Fatigue and shortness of breath still afflict many patients a year after their hospitalisation for Covid-19, according to a new Chinese study calling for a better understanding of the pandemic's long-term health effects.
News18 explains the proportion and why the large majority still suffers from lingering symptoms:
How many people have long-lasting symptoms?
Around half of the patients discharged from hospital for Covid still suffer from at least one persistent symptom — most often fatigue or muscle weakness — after 12 months, said the study published in British medical journal The Lancet.
The research added that one in three patients still have shortness of breath a year after their diagnosis.
That number is even higher in patients hit more severely by the illness.
But why are people suffering even after a year of recovery?
"With no proven treatments or even rehabilitation guidance, long Covid affects people's ability to resume normal life and their capacity to work,” The Lancet said in an editorial published with the study.
"The study shows that for many patients, full recovery from Covid-19 will take more than 1 year.”
Can we also call it long covid?
According to the US Centers for Disease Control and Prevention, post-Covid conditions, also known as long COVID or long-haul COVID, are a wide range of new, returning, or ongoing health problems people can experience four or more weeks after first being infected with the virus that causes Covid-19.
It is also known as post-acute Covid-19, long-term effects of Covid, or chronic Covid.
What are the Multiorgan or Autoimmune conditions?
According to the CDC, some who have had severe COVID-19 can also “experience multiorgan effects or autoimmune conditions over a longer time with symptoms lasting weeks or months after COVID-19 illness.” Multiorgan effects can affect most, if not all, body systems, including heart, lung, kidney, skin, and brain functions.

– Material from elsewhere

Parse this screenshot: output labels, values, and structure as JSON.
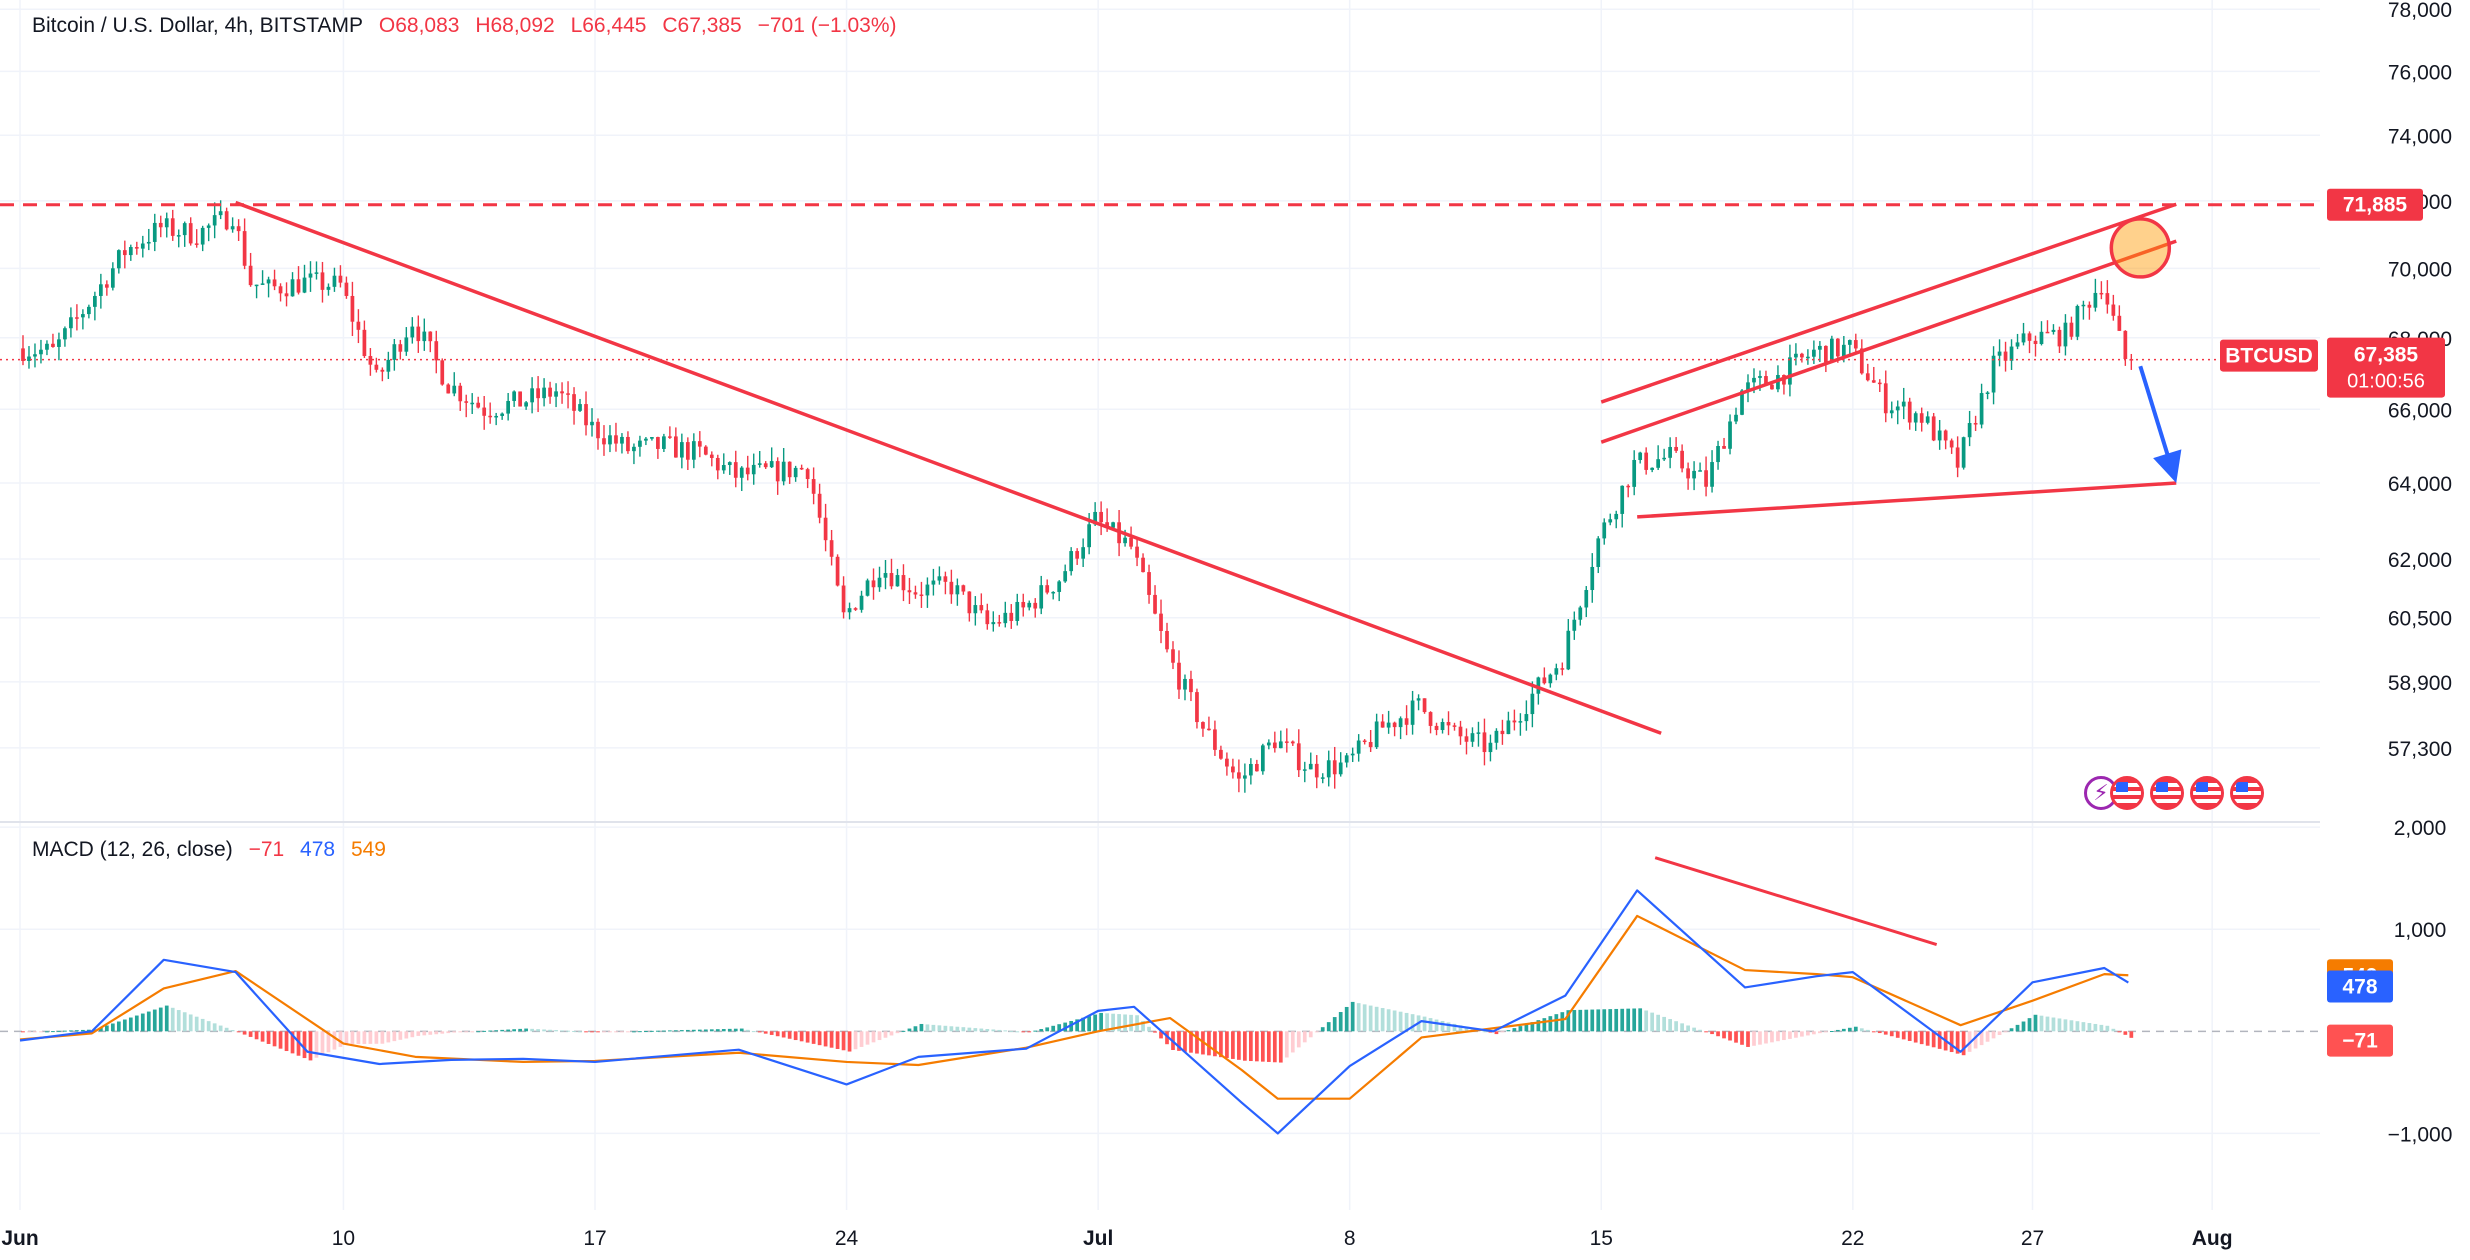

Some people, mostly children, may also experience a rare condition known as multisystem inflammatory syndrome (MIS) during or immediately after a COVID-19 infection.
What are the impacts?
In a statement on 25 February 2021, Professor Martin McKee, European Observatory on Health Systems and Policies noted that long COVID can be extremely debilitating and can have a huge impact on people's lives.
“Many are unable to return to work or have a social life. Many have described how it affects their mental health, especially as the course of the condition is often fluctuating; just as they feel they are getting better the symptoms return. And of course, it has important economic consequences for them, their families and for society,” he said.